Tradeweb Markets (NASDAQ: TW) reported ADV of $1.09T in April, a 22.1% YoY increase. Separately, the quantitative rating screens TW stocks at high risk of performing poorly given negative EPS revisions. For the coming quarter, five analysts have revised its EPS estimates upwards, but there are also five downward revisions. And five analysts revised earnings up, while three revised earnings down.

Intercontinental Exchange (ICE) ADV climbed 16% YoY in April and open interest rose 6%. The increase was driven by growth in ADV in equity options, financials and energy. On May 4, ICE agreed to buy Black Knight for $13 billion in a move that “will expand the addressable market for our mortgage business to $14 billion and better position us to penetrate our existing TAM of 10 billion,” CEO Jeff Sprecher said during his company’s first-quarter earnings call.

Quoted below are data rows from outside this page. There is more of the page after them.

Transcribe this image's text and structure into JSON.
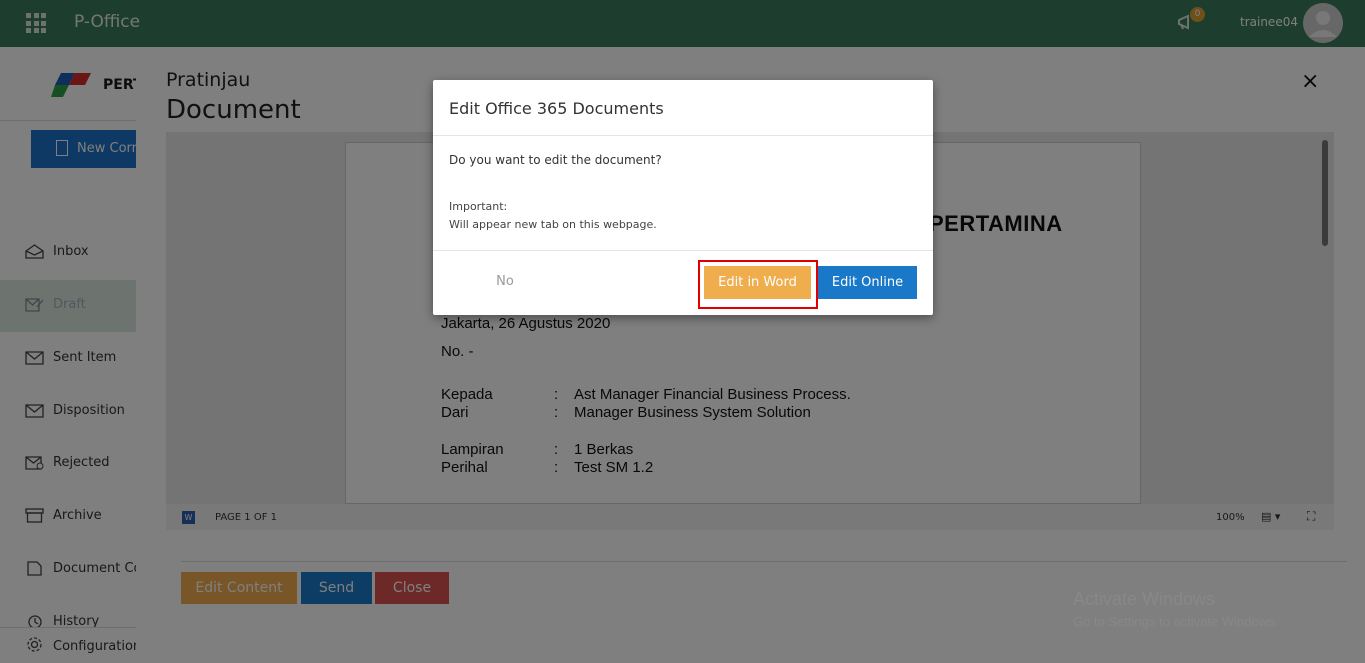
{
  "app": {
    "title": "P-Office"
  },
  "header": {
    "notification_count": "0",
    "username": "trainee04"
  },
  "sidebar": {
    "logo_text": "PERT",
    "new_button_label": "New Correspondence",
    "items": [
      {
        "label": "Inbox",
        "icon": "inbox-icon"
      },
      {
        "label": "Draft",
        "icon": "draft-icon"
      },
      {
        "label": "Sent Item",
        "icon": "sent-icon"
      },
      {
        "label": "Disposition",
        "icon": "disposition-icon"
      },
      {
        "label": "Rejected",
        "icon": "rejected-icon"
      },
      {
        "label": "Archive",
        "icon": "archive-icon"
      },
      {
        "label": "Document Control",
        "icon": "document-control-icon"
      },
      {
        "label": "History",
        "icon": "history-icon"
      },
      {
        "label": "Configuration",
        "icon": "gear-icon"
      }
    ]
  },
  "main": {
    "title_small": "Pratinjau",
    "title_big": "Document",
    "close_label": "×",
    "document": {
      "brand": "PERTAMINA",
      "date_line": "Jakarta, 26 Agustus 2020",
      "number_line": "No. -",
      "fields": [
        {
          "label": "Kepada",
          "sep": ":",
          "value": "Ast Manager Financial Business Process."
        },
        {
          "label": "Dari",
          "sep": ":",
          "value": "Manager Business System Solution"
        },
        {
          "label": "Lampiran",
          "sep": ":",
          "value": "1 Berkas"
        },
        {
          "label": "Perihal",
          "sep": ":",
          "value": "Test SM 1.2"
        }
      ]
    },
    "status_bar": {
      "page_info": "PAGE 1 OF 1",
      "zoom": "100%"
    },
    "actions": {
      "edit_content": "Edit Content",
      "send": "Send",
      "close": "Close"
    }
  },
  "watermark": {
    "line1": "Activate Windows",
    "line2": "Go to Settings to activate Windows."
  },
  "modal": {
    "title": "Edit Office 365 Documents",
    "question": "Do you want to edit the document?",
    "important": "Important:",
    "note": "Will appear new tab on this webpage.",
    "no_label": "No",
    "edit_word_label": "Edit in Word",
    "edit_online_label": "Edit Online"
  },
  "colors": {
    "topbar": "#3a7a5c",
    "primary": "#1a78c8",
    "warning": "#f0ad4e",
    "danger": "#d9534f",
    "highlight": "#e00000"
  }
}
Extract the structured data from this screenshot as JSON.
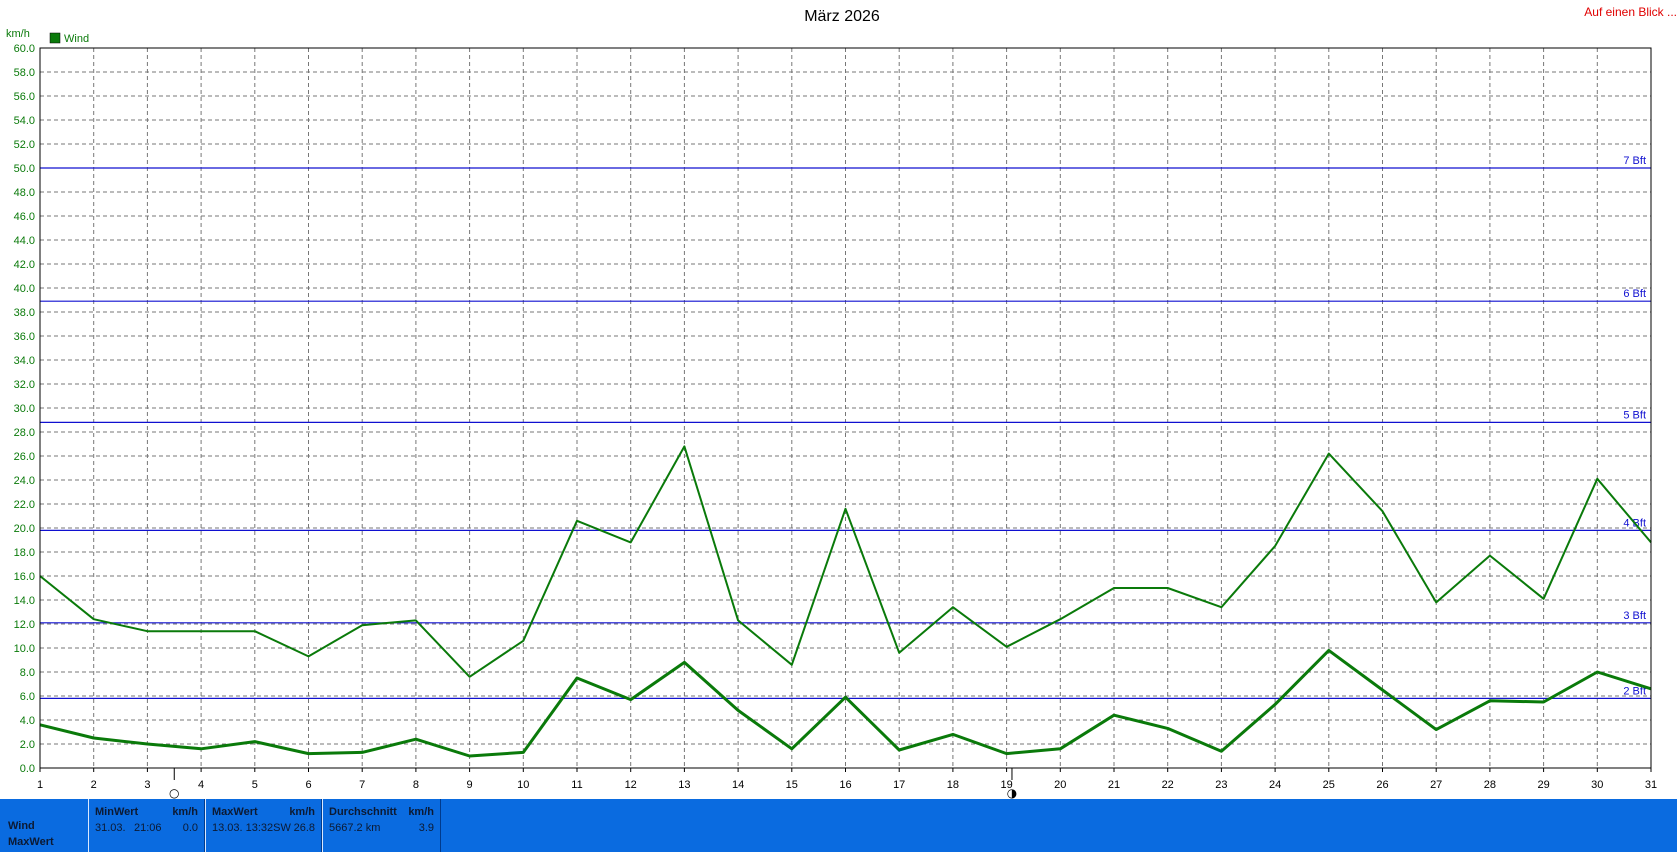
{
  "header": {
    "link_label": "Auf einen Blick ..."
  },
  "chart_data": {
    "type": "line",
    "title": "März 2026",
    "ylabel": "km/h",
    "xlabel": "",
    "ylim": [
      0,
      60
    ],
    "y_tick_step": 2,
    "xlim": [
      1,
      31
    ],
    "x_ticks": [
      1,
      2,
      3,
      4,
      5,
      6,
      7,
      8,
      9,
      10,
      11,
      12,
      13,
      14,
      15,
      16,
      17,
      18,
      19,
      20,
      21,
      22,
      23,
      24,
      25,
      26,
      27,
      28,
      29,
      30,
      31
    ],
    "grid": true,
    "legend": {
      "position": "top-left",
      "entries": [
        "Wind"
      ]
    },
    "colors": {
      "series": "#0a7a0a",
      "beaufort": "#1010d0",
      "grid": "#777777",
      "axis": "#000000"
    },
    "series": [
      {
        "name": "Wind",
        "values": [
          3.6,
          2.5,
          2.0,
          1.6,
          2.2,
          1.2,
          1.3,
          2.4,
          1.0,
          1.3,
          7.5,
          5.7,
          8.8,
          4.8,
          1.6,
          5.9,
          1.5,
          2.8,
          1.2,
          1.6,
          4.4,
          3.3,
          1.4,
          5.3,
          9.8,
          6.5,
          3.2,
          5.6,
          5.5,
          8.0,
          6.6
        ]
      },
      {
        "values": [
          16.0,
          12.4,
          11.4,
          11.4,
          11.4,
          9.3,
          11.9,
          12.3,
          7.6,
          10.6,
          20.6,
          18.8,
          26.8,
          12.3,
          8.6,
          21.6,
          9.6,
          13.4,
          10.1,
          12.4,
          15.0,
          15.0,
          13.4,
          18.5,
          26.2,
          21.4,
          13.8,
          17.7,
          14.1,
          24.1,
          18.8
        ]
      }
    ],
    "beaufort_lines": [
      {
        "label": "2 Bft",
        "value": 5.8
      },
      {
        "label": "3 Bft",
        "value": 12.1
      },
      {
        "label": "4 Bft",
        "value": 19.8
      },
      {
        "label": "5 Bft",
        "value": 28.8
      },
      {
        "label": "6 Bft",
        "value": 38.9
      },
      {
        "label": "7 Bft",
        "value": 50.0
      }
    ],
    "moon_markers": [
      {
        "x": 3.5,
        "symbol": "○"
      },
      {
        "x": 19.1,
        "symbol": "◑"
      }
    ]
  },
  "panel": {
    "row_labels": [
      "Wind",
      "MaxWert"
    ],
    "min": {
      "header": "MinWert",
      "unit": "km/h",
      "date": "31.03.",
      "time": "21:06",
      "value": "0.0"
    },
    "max": {
      "header": "MaxWert",
      "unit": "km/h",
      "datetime": "13.03.  13:32SW",
      "value": "26.8"
    },
    "avg": {
      "header": "Durchschnitt",
      "unit": "km/h",
      "distance": "5667.2 km",
      "value": "3.9"
    }
  }
}
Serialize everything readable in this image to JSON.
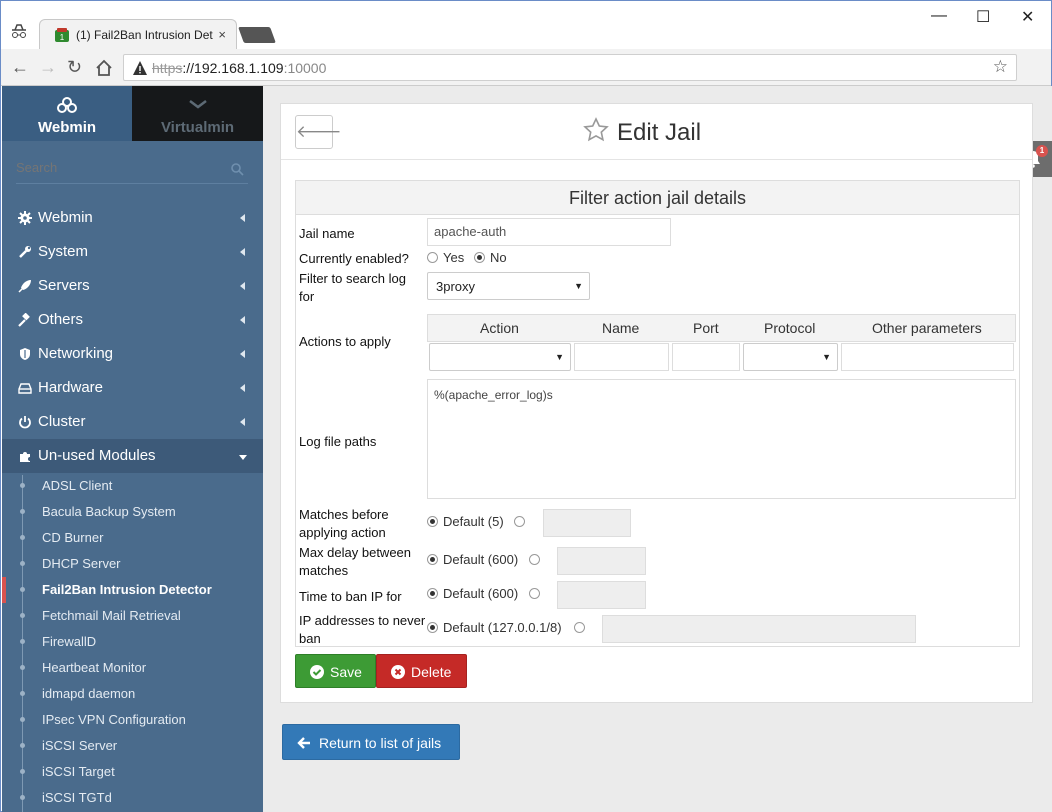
{
  "browser": {
    "tab_title": "(1) Fail2Ban Intrusion Det",
    "tab_close": "×",
    "url_struck": "https",
    "url_host": "://192.168.1.109",
    "url_port": ":10000"
  },
  "sidebar": {
    "tabs": [
      {
        "label": "Webmin"
      },
      {
        "label": "Virtualmin"
      }
    ],
    "search_placeholder": "Search",
    "categories": [
      {
        "label": "Webmin"
      },
      {
        "label": "System"
      },
      {
        "label": "Servers"
      },
      {
        "label": "Others"
      },
      {
        "label": "Networking"
      },
      {
        "label": "Hardware"
      },
      {
        "label": "Cluster"
      },
      {
        "label": "Un-used Modules"
      }
    ],
    "modules": [
      {
        "label": "ADSL Client"
      },
      {
        "label": "Bacula Backup System"
      },
      {
        "label": "CD Burner"
      },
      {
        "label": "DHCP Server"
      },
      {
        "label": "Fail2Ban Intrusion Detector"
      },
      {
        "label": "Fetchmail Mail Retrieval"
      },
      {
        "label": "FirewallD"
      },
      {
        "label": "Heartbeat Monitor"
      },
      {
        "label": "idmapd daemon"
      },
      {
        "label": "IPsec VPN Configuration"
      },
      {
        "label": "iSCSI Server"
      },
      {
        "label": "iSCSI Target"
      },
      {
        "label": "iSCSI TGTd"
      }
    ]
  },
  "page": {
    "title": "Edit Jail",
    "notification_count": "1",
    "form_title": "Filter action jail details",
    "jail_name_label": "Jail name",
    "jail_name_value": "apache-auth",
    "enabled_label": "Currently enabled?",
    "enabled_yes": "Yes",
    "enabled_no": "No",
    "filter_label": "Filter to search log for",
    "filter_value": "3proxy",
    "actions_label": "Actions to apply",
    "actions_columns": [
      "Action",
      "Name",
      "Port",
      "Protocol",
      "Other parameters"
    ],
    "logpaths_label": "Log file paths",
    "logpaths_value": "%(apache_error_log)s",
    "matches_label": "Matches before applying action",
    "matches_default": "Default (5)",
    "maxdelay_label": "Max delay between matches",
    "maxdelay_default": "Default (600)",
    "bantime_label": "Time to ban IP for",
    "bantime_default": "Default (600)",
    "ignoreip_label": "IP addresses to never ban",
    "ignoreip_default": "Default (127.0.0.1/8)",
    "save_label": "Save",
    "delete_label": "Delete",
    "return_label": "Return to list of jails"
  }
}
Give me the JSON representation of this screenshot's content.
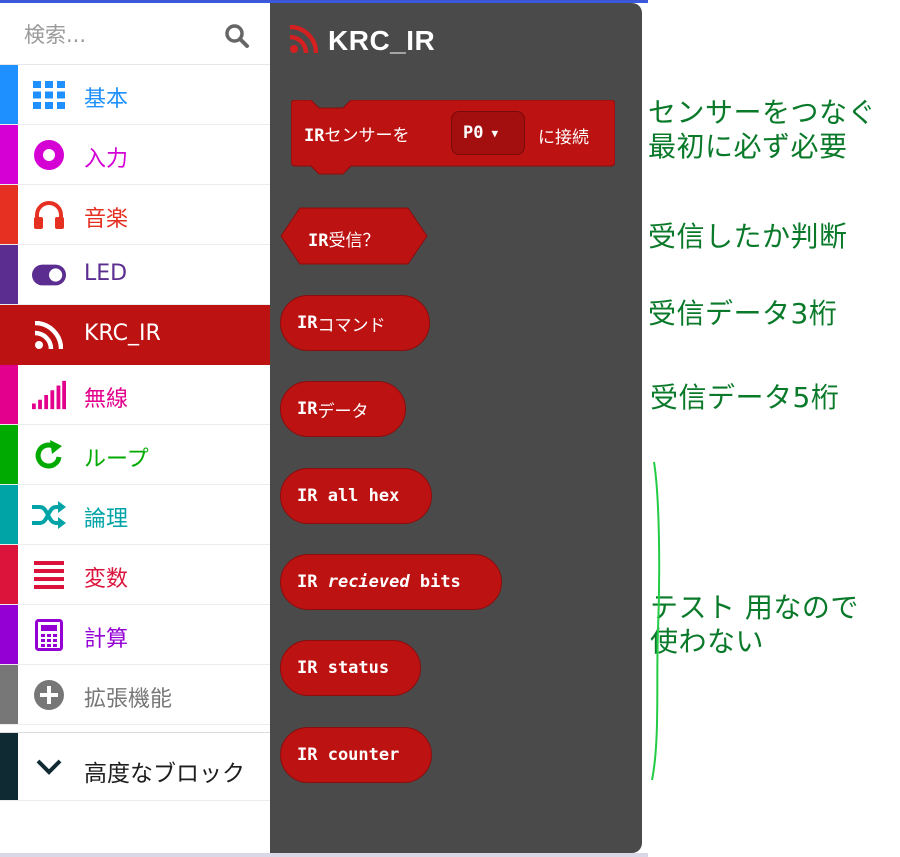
{
  "search": {
    "placeholder": "検索..."
  },
  "categories": [
    {
      "label": "基本",
      "color": "#1e90ff",
      "icon": "grid-icon"
    },
    {
      "label": "入力",
      "color": "#d400d4",
      "icon": "target-icon"
    },
    {
      "label": "音楽",
      "color": "#e63022",
      "icon": "headphones-icon"
    },
    {
      "label": "LED",
      "color": "#5c2d91",
      "icon": "toggle-icon"
    },
    {
      "label": "KRC_IR",
      "color": "#bd1212",
      "icon": "rss-icon"
    },
    {
      "label": "無線",
      "color": "#e3008c",
      "icon": "signal-bars-icon"
    },
    {
      "label": "ループ",
      "color": "#00aa00",
      "icon": "loop-arrow-icon"
    },
    {
      "label": "論理",
      "color": "#00a4a6",
      "icon": "shuffle-icon"
    },
    {
      "label": "変数",
      "color": "#dc143c",
      "icon": "lines-icon"
    },
    {
      "label": "計算",
      "color": "#9400d3",
      "icon": "calculator-icon"
    },
    {
      "label": "拡張機能",
      "color": "#777777",
      "icon": "plus-circle-icon"
    }
  ],
  "advanced": {
    "label": "高度なブロック",
    "color": "#0f2a33",
    "icon": "chevron-down-icon"
  },
  "flyout": {
    "title": "KRC_IR",
    "connect_block": {
      "prefix": "IR",
      "text1": "センサーを",
      "dropdown": "P0",
      "text2": "に接続"
    },
    "received_block": {
      "prefix": "IR",
      "text": "受信？"
    },
    "command_block": {
      "prefix": "IR",
      "text": "コマンド"
    },
    "data_block": {
      "prefix": "IR",
      "text": "データ"
    },
    "hex_block": "IR all hex",
    "bits_block": {
      "prefix": "IR ",
      "italic": "recieved",
      "suffix": " bits"
    },
    "status_block": "IR status",
    "counter_block": "IR counter"
  },
  "annotations": {
    "connect_line1": "センサーをつなぐ",
    "connect_line2": "最初に必ず必要",
    "received": "受信したか判断",
    "command": "受信データ3桁",
    "data": "受信データ5桁",
    "test_line1": "テスト 用なので",
    "test_line2": "使わない"
  },
  "colors": {
    "accent": "#bd1212",
    "flyout_bg": "#4a4a4b",
    "annotation": "#0a7a2a"
  }
}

Meanwhile, the Quant Rating ranks CME Group (CME) as the top performer in the financial trading and data industry. FactSet Research Systems (FDS) is in second place, followed by Deutsche Böerse AG (OTCPK:DBOEY) (OTCPK:DBOEF) and the London Stock Exchange (OTCPK:LDNXF) (OTCPK:LNSTY).

Earlier this week (May 6), the US economy added 428,000 jobs in April, while the unemployment rate remained at 3.6%.